Seinen Klienten rät er, dass sie alle Plattformen nutzen sollen. Heute brauche man diese. Sowieso: Was wäre die Alternative? «Zuckerbergs Meta macht nun dasselbe wie Musks X.» Zuckerberg hat sogar Zensur zugegeben, weil er damit der Demokratie helfen wollte. Jetzt biedert er sich Trump an. Muss man als Schweizer jetzt auch weg von Facebook und Instagram?

Wohin, wäre noch die Frage. Das linke Bluesky und das rechte Truth Social, sagt Parisi, seien Filterblasen. Da bleibe man einfach unter sich. Parisi sagt: «Das bringt relativ wenig.» Darum sagt Parisi: «Nicht wehleidig klagen, sondern mitmachen. Gegenpositionen einnehmen.» Wer das nicht wolle, müsse natürlich nicht – aber man verwirke dann auch das Recht, etwa über X zu mäkeln. «Das wirkt kindisch.»

Gutschweizerische Gegenrede

Es gibt im Internet keine Perfektion, die Algorithmen sind beliebig, der Ton ist rau, Beleidigungen sind Standard. Nun ziehen sich die früheren Demokratieverteidiger zurück ins Reduit der wohligen Bubble. Dass Karin Keller-Sutter nun für ihr einjähriges Amt als Bundespräsidentin auf X ist und dort bis jetzt nüchterne Botschaften verbreitet, könnte man eigentlich begrüssen statt tadeln. Gutschweizerische Gegenrede. Fehlt vielen dafür das Selbstbewusstsein?

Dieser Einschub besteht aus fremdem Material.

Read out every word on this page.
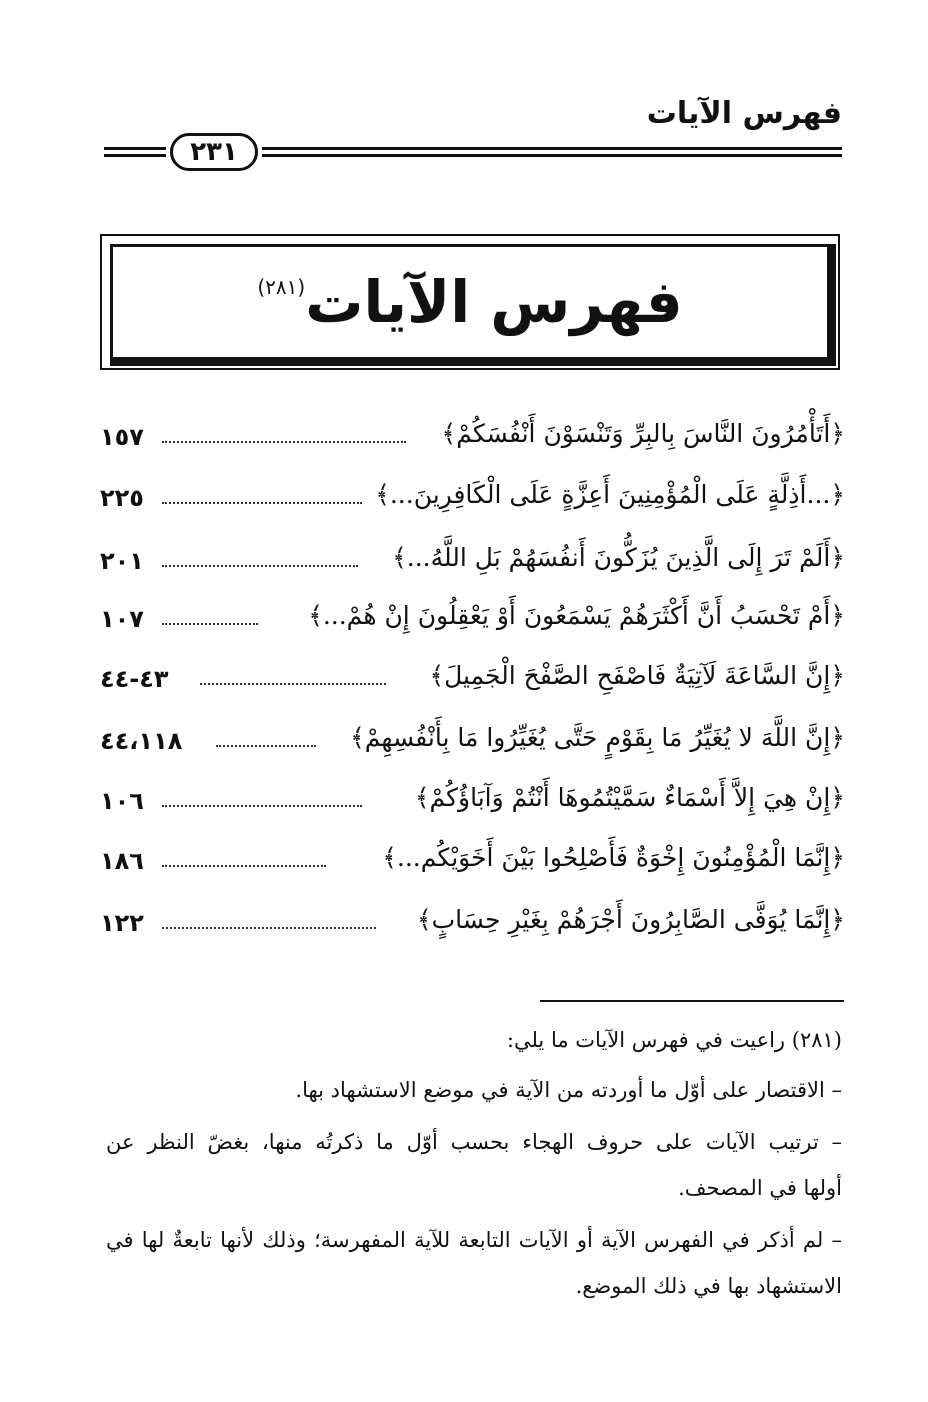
فهرس الآيات
٢٣١
فهرس الآيات$^{(٢٨١)}$
﴿أَتَأْمُرُونَ النَّاسَ بِالبِرِّ وَتَنْسَوْنَ أَنْفُسَكُمْ﴾
١٥٧
﴿...أَذِلَّةٍ عَلَى الْمُؤْمِنِينَ أَعِزَّةٍ عَلَى الْكَافِرِينَ...﴾
٢٢٥
﴿أَلَمْ تَرَ إِلَى الَّذِينَ يُزَكُّونَ أَنفُسَهُمْ بَلِ اللَّهُ...﴾
٢٠١
﴿أَمْ تَحْسَبُ أَنَّ أَكْثَرَهُمْ يَسْمَعُونَ أَوْ يَعْقِلُونَ إِنْ هُمْ...﴾
١٠٧
﴿إِنَّ السَّاعَةَ لَآتِيَةٌ فَاصْفَحِ الصَّفْحَ الْجَمِيلَ﴾
٤٣-٤٤
﴿إِنَّ اللَّهَ لا يُغَيِّرُ مَا بِقَوْمٍ حَتَّى يُغَيِّرُوا مَا بِأَنْفُسِهِمْ﴾
٤٤،١١٨
﴿إِنْ هِيَ إِلاَّ أَسْمَاءٌ سَمَّيْتُمُوهَا أَنْتُمْ وَآبَاؤُكُمْ﴾
١٠٦
﴿إِنَّمَا الْمُؤْمِنُونَ إِخْوَةٌ فَأَصْلِحُوا بَيْنَ أَخَوَيْكُم...﴾
١٨٦
﴿إِنَّمَا يُوَفَّى الصَّابِرُونَ أَجْرَهُمْ بِغَيْرِ حِسَابٍ﴾
١٢٢
(٢٨١) راعيت في فهرس الآيات ما يلي:
– الاقتصار على أوّل ما أوردته من الآية في موضع الاستشهاد بها.
– ترتيب الآيات على حروف الهجاء بحسب أوّل ما ذكرتُه منها، بغضّ النظر عن
أولها في المصحف.
– لم أذكر في الفهرس الآية أو الآيات التابعة للآية المفهرسة؛ وذلك لأنها تابعةٌ لها في
الاستشهاد بها في ذلك الموضع.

Die grossen Abschiedsankündigungen wirken sowieso etwas eigenwillig. Wermuth beispielsweise hat sein Profil nicht gelöscht (sondern nur auf privat gestellt). Noch immer folgen ihm 65 000 Menschen, eine Gruppe von beträchtlicher Grösse also, die er mit seinen Botschaften von sich und seiner Politik ansprechen – und vielleicht sogar überzeugen – könnte. Auch «Watson» will weiterhin auf wertvolle Posts hinweisen und auf X recherchieren. So definitiv will man sich dieses Machtinstruments wahrscheinlich doch nicht entledigen. Auch dieses Unentschlossene hat etwas typisch Schweizerisches.